More to the point, if the interventions don’t affect behavior, then the term “social program” loses all the meaning the authors are meaning!

But, it’s also very complicated. I will probably use a 529 for my kid because I have to play by the rules I’m given, but I don’t consider myself benefitting from it, because I prefer we lived in a world without the distortions created by such subsidies.

Yancey Ward July 11, 2011 at 10:56 am

If all these people are net beneficiaries of government largesse, then who are the nonbeneficiaries? Who is holding the short end of the stick?

Ron Potato July 11, 2011 at 11:50 am

Obviously it must be the poor. The rich are rich, so they obviously have it good and don’t pay enough. The middle class has all these deductions, so they can’t be paying their fair share. But the poor have it real bad, even the ones who don’t pay at all.

Jeff July 11, 2011 at 2:20 pm

Not sure if serious.

However, anyone who truly feels that the poor are lucky because they make too little money to pay income tax, and only pay payroll and sales taxes, has never actually been poor. Growing up in the bottom 20%, but now being in the top 20%, has taught me that there is nothing good or lucky about being poor. (Or, more succinctly, the WSJ can go eff itself.)

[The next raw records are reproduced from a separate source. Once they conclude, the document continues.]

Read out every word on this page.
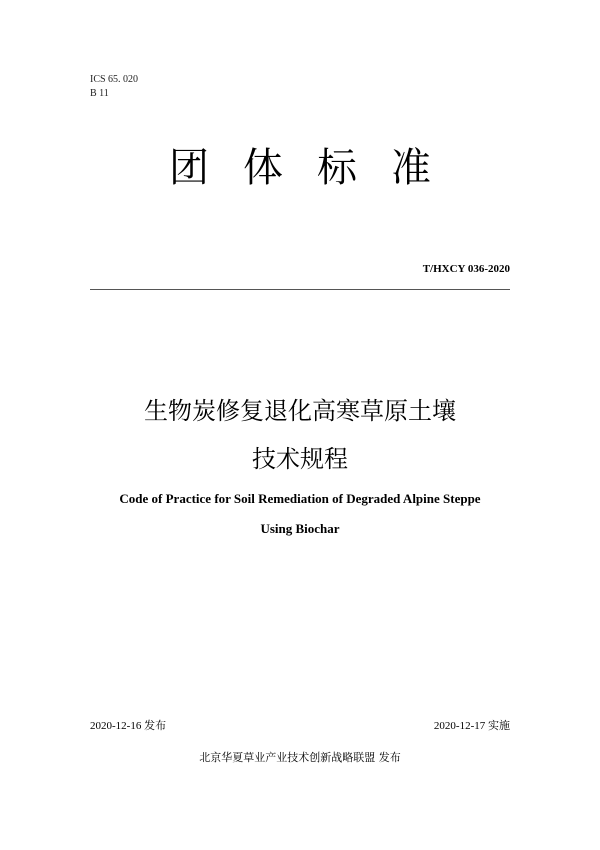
ICS 65. 020
B 11
团体标准
T/HXCY 036-2020
生物炭修复退化高寒草原土壤
技术规程
Code of Practice for Soil Remediation of Degraded Alpine Steppe
Using Biochar
2020-12-16 发布	2020-12-17 实施
北京华夏草业产业技术创新战略联盟 发布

Jay July 11, 2011 at 3:03 pm

No one is on the short end of the stick. You see the Krugman Constant (the multiplier on government spending) is so large that everyone is a net beneficiary. If only we could get to the Krugman Utopia (G = GDP; C = I = NX = 0).

Andrew' July 12, 2011 at 6:49 am

I also wonder if it is just that a person getting food stamps is also participating in 10 other programs and they also spend significant time in a line at the local government office so it’s just more obvious to them to answer yes.

Jeju July 11, 2011 at 10:58 am

If the comments on this post are representative of the Republican vs. Democrats achieving an agreement on the debt ceiling, then it is time to buy food and gold.